Ray had just moved to Columbus from Newark to begin his teaching career. He says it was his fellow teachers at Livingston who encouraged him to join Education First.
“When I first moved to Columbus, Livingston was a small, close-knit school, all the teachers knew each other well and they all encouraged me to join the Credit Union,” says Ray, who would go on to later recommend the Credit Union to other teachers.
“I remember the Credit Union, at the time, being a very small operation. It had just moved from the Seneca Hotel to an office building on Livingston,” he says. In the early 1970’s, Education First had grown enough to have its own building on Livingston Avenue, prior to that building, the Credit Union was run out of a rented room at the Seneca Hotel in Downtown Columbus.

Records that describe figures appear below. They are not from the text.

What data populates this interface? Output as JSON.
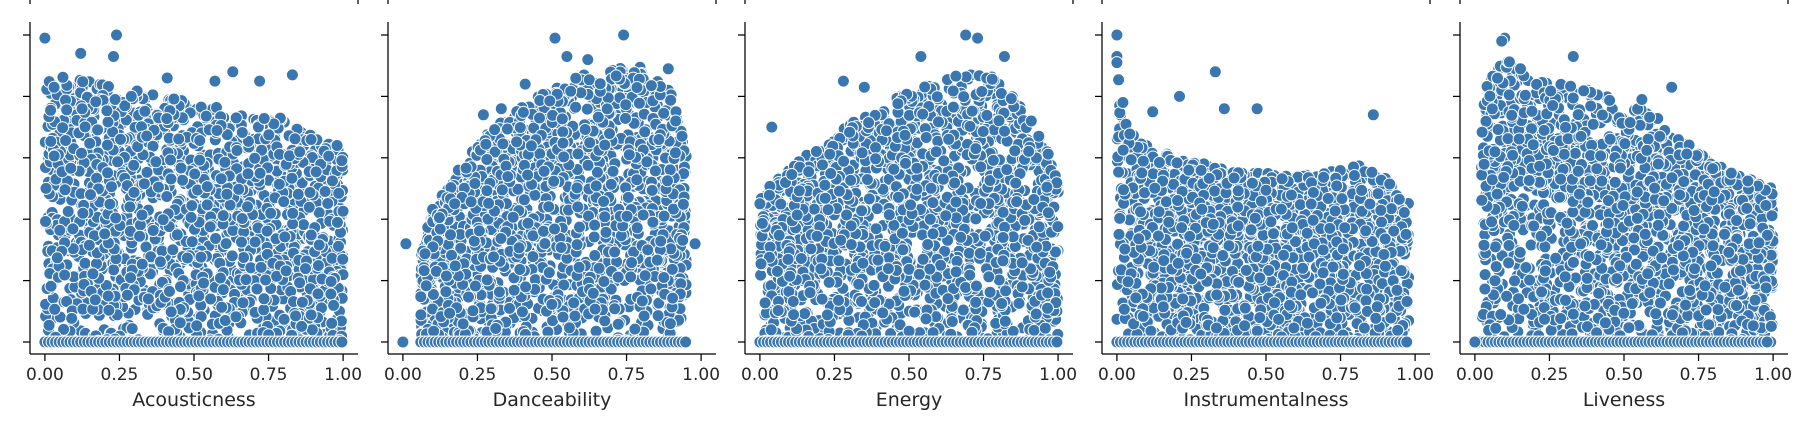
{
  "figure": {
    "marker_color": "#3a76af",
    "marker_edge": "#ffffff",
    "spine_color": "#000000"
  },
  "chart_data": [
    {
      "type": "scatter",
      "xlabel": "Acousticness",
      "ylabel": "",
      "xlim": [
        -0.05,
        1.05
      ],
      "ylim": [
        0,
        1
      ],
      "xticks": [
        "0.00",
        "0.25",
        "0.50",
        "0.75",
        "1.00"
      ],
      "grid": false,
      "envelope": [
        [
          0.0,
          0.86
        ],
        [
          0.1,
          0.87
        ],
        [
          0.2,
          0.84
        ],
        [
          0.3,
          0.82
        ],
        [
          0.4,
          0.8
        ],
        [
          0.5,
          0.78
        ],
        [
          0.6,
          0.76
        ],
        [
          0.7,
          0.73
        ],
        [
          0.8,
          0.73
        ],
        [
          0.9,
          0.68
        ],
        [
          1.0,
          0.62
        ]
      ],
      "density_start": 0.0,
      "outliers": [
        [
          0.0,
          0.99
        ],
        [
          0.24,
          1.0
        ],
        [
          0.12,
          0.94
        ],
        [
          0.23,
          0.93
        ],
        [
          0.63,
          0.88
        ],
        [
          0.83,
          0.87
        ],
        [
          0.41,
          0.86
        ],
        [
          0.72,
          0.85
        ],
        [
          0.57,
          0.85
        ],
        [
          0.98,
          0.64
        ]
      ]
    },
    {
      "type": "scatter",
      "xlabel": "Danceability",
      "ylabel": "",
      "xlim": [
        -0.05,
        1.05
      ],
      "ylim": [
        0,
        1
      ],
      "xticks": [
        "0.00",
        "0.25",
        "0.50",
        "0.75",
        "1.00"
      ],
      "grid": false,
      "envelope": [
        [
          0.06,
          0.28
        ],
        [
          0.1,
          0.44
        ],
        [
          0.2,
          0.58
        ],
        [
          0.3,
          0.7
        ],
        [
          0.4,
          0.77
        ],
        [
          0.5,
          0.83
        ],
        [
          0.6,
          0.87
        ],
        [
          0.7,
          0.9
        ],
        [
          0.8,
          0.9
        ],
        [
          0.9,
          0.82
        ],
        [
          0.95,
          0.62
        ]
      ],
      "density_start": 0.06,
      "outliers": [
        [
          0.0,
          0.0
        ],
        [
          0.01,
          0.32
        ],
        [
          0.51,
          0.99
        ],
        [
          0.74,
          1.0
        ],
        [
          0.55,
          0.93
        ],
        [
          0.62,
          0.92
        ],
        [
          0.27,
          0.74
        ],
        [
          0.33,
          0.76
        ],
        [
          0.41,
          0.84
        ],
        [
          0.98,
          0.32
        ],
        [
          0.89,
          0.89
        ]
      ]
    },
    {
      "type": "scatter",
      "xlabel": "Energy",
      "ylabel": "",
      "xlim": [
        -0.05,
        1.05
      ],
      "ylim": [
        0,
        1
      ],
      "xticks": [
        "0.00",
        "0.25",
        "0.50",
        "0.75",
        "1.00"
      ],
      "grid": false,
      "envelope": [
        [
          0.0,
          0.48
        ],
        [
          0.1,
          0.57
        ],
        [
          0.2,
          0.64
        ],
        [
          0.3,
          0.71
        ],
        [
          0.4,
          0.77
        ],
        [
          0.5,
          0.82
        ],
        [
          0.6,
          0.86
        ],
        [
          0.7,
          0.88
        ],
        [
          0.8,
          0.86
        ],
        [
          0.9,
          0.74
        ],
        [
          1.0,
          0.55
        ]
      ],
      "density_start": 0.0,
      "outliers": [
        [
          0.69,
          1.0
        ],
        [
          0.73,
          0.99
        ],
        [
          0.54,
          0.93
        ],
        [
          0.82,
          0.93
        ],
        [
          0.28,
          0.85
        ],
        [
          0.04,
          0.7
        ],
        [
          0.35,
          0.83
        ],
        [
          0.91,
          0.72
        ],
        [
          0.0,
          0.45
        ]
      ]
    },
    {
      "type": "scatter",
      "xlabel": "Instrumentalness",
      "ylabel": "",
      "xlim": [
        -0.05,
        1.05
      ],
      "ylim": [
        0,
        1
      ],
      "xticks": [
        "0.00",
        "0.25",
        "0.50",
        "0.75",
        "1.00"
      ],
      "grid": false,
      "envelope": [
        [
          0.0,
          0.97
        ],
        [
          0.02,
          0.72
        ],
        [
          0.1,
          0.64
        ],
        [
          0.2,
          0.6
        ],
        [
          0.3,
          0.58
        ],
        [
          0.4,
          0.56
        ],
        [
          0.5,
          0.55
        ],
        [
          0.6,
          0.54
        ],
        [
          0.7,
          0.55
        ],
        [
          0.8,
          0.58
        ],
        [
          0.9,
          0.54
        ],
        [
          0.98,
          0.45
        ]
      ],
      "density_start": 0.0,
      "outliers": [
        [
          0.0,
          1.0
        ],
        [
          0.0,
          0.93
        ],
        [
          0.0,
          0.91
        ],
        [
          0.33,
          0.88
        ],
        [
          0.21,
          0.8
        ],
        [
          0.36,
          0.76
        ],
        [
          0.47,
          0.76
        ],
        [
          0.86,
          0.74
        ],
        [
          0.12,
          0.75
        ],
        [
          0.02,
          0.78
        ]
      ]
    },
    {
      "type": "scatter",
      "xlabel": "Liveness",
      "ylabel": "",
      "xlim": [
        -0.05,
        1.05
      ],
      "ylim": [
        0,
        1
      ],
      "xticks": [
        "0.00",
        "0.25",
        "0.50",
        "0.75",
        "1.00"
      ],
      "grid": false,
      "envelope": [
        [
          0.02,
          0.82
        ],
        [
          0.1,
          0.92
        ],
        [
          0.2,
          0.88
        ],
        [
          0.3,
          0.86
        ],
        [
          0.4,
          0.82
        ],
        [
          0.5,
          0.78
        ],
        [
          0.6,
          0.74
        ],
        [
          0.7,
          0.66
        ],
        [
          0.8,
          0.58
        ],
        [
          0.9,
          0.54
        ],
        [
          1.0,
          0.5
        ]
      ],
      "density_start": 0.02,
      "outliers": [
        [
          0.1,
          0.99
        ],
        [
          0.09,
          0.98
        ],
        [
          0.33,
          0.93
        ],
        [
          0.66,
          0.83
        ],
        [
          0.56,
          0.79
        ],
        [
          0.0,
          0.0
        ],
        [
          0.98,
          0.0
        ],
        [
          0.86,
          0.55
        ]
      ]
    }
  ]
}
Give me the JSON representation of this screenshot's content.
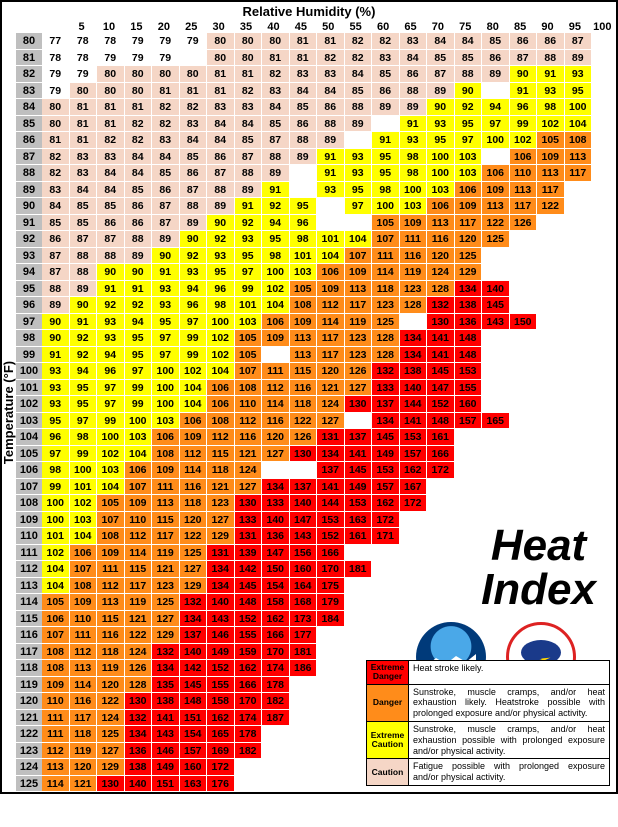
{
  "axes": {
    "x_title": "Relative Humidity (%)",
    "y_title": "Temperature (°F)",
    "humidity": [
      5,
      10,
      15,
      20,
      25,
      30,
      35,
      40,
      45,
      50,
      55,
      60,
      65,
      70,
      75,
      80,
      85,
      90,
      95,
      100
    ],
    "temperature": [
      80,
      81,
      82,
      83,
      84,
      85,
      86,
      87,
      88,
      89,
      90,
      91,
      92,
      93,
      94,
      95,
      96,
      97,
      98,
      99,
      100,
      101,
      102,
      103,
      104,
      105,
      106,
      107,
      108,
      109,
      110,
      111,
      112,
      113,
      114,
      115,
      116,
      117,
      118,
      119,
      120,
      121,
      122,
      123,
      124,
      125
    ]
  },
  "title": "Heat Index",
  "thresholds": {
    "caution_max": 89,
    "extreme_caution_max": 104,
    "danger_max": 129
  },
  "colors": {
    "white": "#ffffff",
    "caution": "#f5d6c6",
    "extreme_caution": "#ffff00",
    "danger": "#ff8c1a",
    "extreme_danger": "#ff0000",
    "row_header_bg": "#bfbfbf",
    "border": "#000000"
  },
  "grid": [
    [
      77,
      78,
      78,
      79,
      79,
      79,
      80,
      80,
      80,
      81,
      81,
      82,
      82,
      83,
      84,
      84,
      85,
      86,
      86,
      87
    ],
    [
      78,
      78,
      79,
      79,
      79,
      null,
      80,
      80,
      81,
      81,
      82,
      82,
      83,
      84,
      85,
      85,
      86,
      87,
      88,
      89
    ],
    [
      79,
      79,
      80,
      80,
      80,
      80,
      81,
      81,
      82,
      83,
      83,
      84,
      85,
      86,
      87,
      88,
      89,
      90,
      91,
      93
    ],
    [
      79,
      80,
      80,
      80,
      81,
      81,
      81,
      82,
      83,
      84,
      84,
      85,
      86,
      88,
      89,
      90,
      null,
      91,
      93,
      95
    ],
    [
      80,
      81,
      81,
      81,
      82,
      82,
      83,
      83,
      84,
      85,
      86,
      88,
      89,
      89,
      90,
      92,
      94,
      96,
      98,
      100
    ],
    [
      80,
      81,
      81,
      82,
      82,
      83,
      84,
      84,
      85,
      86,
      88,
      89,
      null,
      91,
      93,
      95,
      97,
      99,
      102,
      104
    ],
    [
      81,
      81,
      82,
      82,
      83,
      84,
      84,
      85,
      87,
      88,
      89,
      null,
      91,
      93,
      95,
      97,
      100,
      102,
      105,
      108
    ],
    [
      82,
      83,
      83,
      84,
      84,
      85,
      86,
      87,
      88,
      89,
      91,
      93,
      95,
      98,
      100,
      103,
      null,
      106,
      109,
      113
    ],
    [
      82,
      83,
      84,
      84,
      85,
      86,
      87,
      88,
      89,
      null,
      91,
      93,
      95,
      98,
      100,
      103,
      106,
      110,
      113,
      117
    ],
    [
      83,
      84,
      84,
      85,
      86,
      87,
      88,
      89,
      91,
      null,
      93,
      95,
      98,
      100,
      103,
      106,
      109,
      113,
      117,
      null
    ],
    [
      84,
      85,
      85,
      86,
      87,
      88,
      89,
      91,
      92,
      95,
      null,
      97,
      100,
      103,
      106,
      109,
      113,
      117,
      122,
      null
    ],
    [
      85,
      85,
      86,
      86,
      87,
      89,
      90,
      92,
      94,
      96,
      null,
      null,
      105,
      109,
      113,
      117,
      122,
      126,
      null,
      null
    ],
    [
      86,
      87,
      87,
      88,
      89,
      90,
      92,
      93,
      95,
      98,
      101,
      104,
      107,
      111,
      116,
      120,
      125,
      null,
      null,
      null
    ],
    [
      87,
      88,
      88,
      89,
      90,
      92,
      93,
      95,
      98,
      101,
      104,
      107,
      111,
      116,
      120,
      125,
      null,
      null,
      null,
      null
    ],
    [
      87,
      88,
      90,
      90,
      91,
      93,
      95,
      97,
      100,
      103,
      106,
      109,
      114,
      119,
      124,
      129,
      null,
      null,
      null,
      null
    ],
    [
      88,
      89,
      91,
      91,
      93,
      94,
      96,
      99,
      102,
      105,
      109,
      113,
      118,
      123,
      128,
      134,
      140,
      null,
      null,
      null
    ],
    [
      89,
      90,
      92,
      92,
      93,
      96,
      98,
      101,
      104,
      108,
      112,
      117,
      123,
      128,
      132,
      138,
      145,
      null,
      null,
      null
    ],
    [
      90,
      91,
      93,
      94,
      95,
      97,
      100,
      103,
      106,
      109,
      114,
      119,
      125,
      null,
      130,
      136,
      143,
      150,
      null,
      null
    ],
    [
      90,
      92,
      93,
      95,
      97,
      99,
      102,
      105,
      109,
      113,
      117,
      123,
      128,
      134,
      141,
      148,
      null,
      null,
      null,
      null
    ],
    [
      91,
      92,
      94,
      95,
      97,
      99,
      102,
      105,
      null,
      113,
      117,
      123,
      128,
      134,
      141,
      148,
      null,
      null,
      null,
      null
    ],
    [
      93,
      94,
      96,
      97,
      100,
      102,
      104,
      107,
      111,
      115,
      120,
      126,
      132,
      138,
      145,
      153,
      null,
      null,
      null,
      null
    ],
    [
      93,
      95,
      97,
      99,
      100,
      104,
      106,
      108,
      112,
      116,
      121,
      127,
      133,
      140,
      147,
      155,
      null,
      null,
      null,
      null
    ],
    [
      93,
      95,
      97,
      99,
      100,
      104,
      106,
      110,
      114,
      118,
      124,
      130,
      137,
      144,
      152,
      160,
      null,
      null,
      null,
      null
    ],
    [
      95,
      97,
      99,
      100,
      103,
      106,
      108,
      112,
      116,
      122,
      127,
      null,
      134,
      141,
      148,
      157,
      165,
      null,
      null,
      null
    ],
    [
      96,
      98,
      100,
      103,
      106,
      109,
      112,
      116,
      120,
      126,
      131,
      137,
      145,
      153,
      161,
      null,
      null,
      null,
      null,
      null
    ],
    [
      97,
      99,
      102,
      104,
      108,
      112,
      115,
      121,
      127,
      130,
      134,
      141,
      149,
      157,
      166,
      null,
      null,
      null,
      null,
      null
    ],
    [
      98,
      100,
      103,
      106,
      109,
      114,
      118,
      124,
      null,
      null,
      137,
      145,
      153,
      162,
      172,
      null,
      null,
      null,
      null,
      null
    ],
    [
      99,
      101,
      104,
      107,
      111,
      116,
      121,
      127,
      134,
      137,
      141,
      149,
      157,
      167,
      null,
      null,
      null,
      null,
      null,
      null
    ],
    [
      100,
      102,
      105,
      109,
      113,
      118,
      123,
      130,
      133,
      140,
      144,
      153,
      162,
      172,
      null,
      null,
      null,
      null,
      null,
      null
    ],
    [
      100,
      103,
      107,
      110,
      115,
      120,
      127,
      133,
      140,
      147,
      153,
      163,
      172,
      null,
      null,
      null,
      null,
      null,
      null,
      null
    ],
    [
      101,
      104,
      108,
      112,
      117,
      122,
      129,
      131,
      136,
      143,
      152,
      161,
      171,
      null,
      null,
      null,
      null,
      null,
      null,
      null
    ],
    [
      102,
      106,
      109,
      114,
      119,
      125,
      131,
      139,
      147,
      156,
      166,
      null,
      null,
      null,
      null,
      null,
      null,
      null,
      null,
      null
    ],
    [
      104,
      107,
      111,
      115,
      121,
      127,
      134,
      142,
      150,
      160,
      170,
      181,
      null,
      null,
      null,
      null,
      null,
      null,
      null,
      null
    ],
    [
      104,
      108,
      112,
      117,
      123,
      129,
      134,
      145,
      154,
      164,
      175,
      null,
      null,
      null,
      null,
      null,
      null,
      null,
      null,
      null
    ],
    [
      105,
      109,
      113,
      119,
      125,
      132,
      140,
      148,
      158,
      168,
      179,
      null,
      null,
      null,
      null,
      null,
      null,
      null,
      null,
      null
    ],
    [
      106,
      110,
      115,
      121,
      127,
      134,
      143,
      152,
      162,
      173,
      184,
      null,
      null,
      null,
      null,
      null,
      null,
      null,
      null,
      null
    ],
    [
      107,
      111,
      116,
      122,
      129,
      137,
      146,
      155,
      166,
      177,
      null,
      null,
      null,
      null,
      null,
      null,
      null,
      null,
      null,
      null
    ],
    [
      108,
      112,
      118,
      124,
      132,
      140,
      149,
      159,
      170,
      181,
      null,
      null,
      null,
      null,
      null,
      null,
      null,
      null,
      null,
      null
    ],
    [
      108,
      113,
      119,
      126,
      134,
      142,
      152,
      162,
      174,
      186,
      null,
      null,
      null,
      null,
      null,
      null,
      null,
      null,
      null,
      null
    ],
    [
      109,
      114,
      120,
      128,
      135,
      145,
      155,
      166,
      178,
      null,
      null,
      null,
      null,
      null,
      null,
      null,
      null,
      null,
      null,
      null
    ],
    [
      110,
      116,
      122,
      130,
      138,
      148,
      158,
      170,
      182,
      null,
      null,
      null,
      null,
      null,
      null,
      null,
      null,
      null,
      null,
      null
    ],
    [
      111,
      117,
      124,
      132,
      141,
      151,
      162,
      174,
      187,
      null,
      null,
      null,
      null,
      null,
      null,
      null,
      null,
      null,
      null,
      null
    ],
    [
      111,
      118,
      125,
      134,
      143,
      154,
      165,
      178,
      null,
      null,
      null,
      null,
      null,
      null,
      null,
      null,
      null,
      null,
      null,
      null
    ],
    [
      112,
      119,
      127,
      136,
      146,
      157,
      169,
      182,
      null,
      null,
      null,
      null,
      null,
      null,
      null,
      null,
      null,
      null,
      null,
      null
    ],
    [
      113,
      120,
      129,
      138,
      149,
      160,
      172,
      null,
      null,
      null,
      null,
      null,
      null,
      null,
      null,
      null,
      null,
      null,
      null,
      null
    ],
    [
      114,
      121,
      130,
      140,
      151,
      163,
      176,
      null,
      null,
      null,
      null,
      null,
      null,
      null,
      null,
      null,
      null,
      null,
      null,
      null
    ]
  ],
  "white_cells": [
    "0,0",
    "0,1",
    "0,2",
    "0,3",
    "0,4",
    "0,5",
    "1,0",
    "1,1",
    "1,2",
    "1,3",
    "1,4",
    "2,0",
    "2,1",
    "3,0"
  ],
  "legend": [
    {
      "label": "Extreme Danger",
      "color": "extreme_danger",
      "text": "Heat stroke likely."
    },
    {
      "label": "Danger",
      "color": "danger",
      "text": "Sunstroke, muscle cramps, and/or heat exhaustion likely. Heatstroke possible with prolonged exposure and/or physical activity."
    },
    {
      "label": "Extreme Caution",
      "color": "extreme_caution",
      "text": "Sunstroke, muscle cramps, and/or heat exhaustion possible with prolonged exposure and/or physical activity."
    },
    {
      "label": "Caution",
      "color": "caution",
      "text": "Fatigue possible with prolonged exposure and/or physical activity."
    }
  ],
  "logos": {
    "noaa": "NOAA",
    "nws": "NATIONAL WEATHER SERVICE"
  }
}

Ray has since retired from teaching and is currently the treasurer for the Franklin County Retired Teachers Association.
His first loan with Education First was, like many members, a car loan for his first car. He has since used many other Credit Union products and services. “I really like Education First’s VISA credit card, that rate is great,” he says.
Perhaps his most unusual loan was for a tree. “We had a gigantic Ash tree in our yard,” says Ray. “It had been around at least since 1963 when the house was built. It was hit by lightening during a storm one night and caught on fire.”
Luckily the rain from the storm put out the blaze, but the tree had died in the process and needed to be chopped down. The cost and stress of taking down the old tree was made manageable with a loan from the Credit Union. Without even having to take valuable time to come into Education First in person, Ray was given the loan quickly and was on his way to taking care of the repairs.
“The [tree] loan was an easy process,” says Ray. “I literally only had to come in to sign the papers and I was on my way, I really appreciated how fast and easy it was.”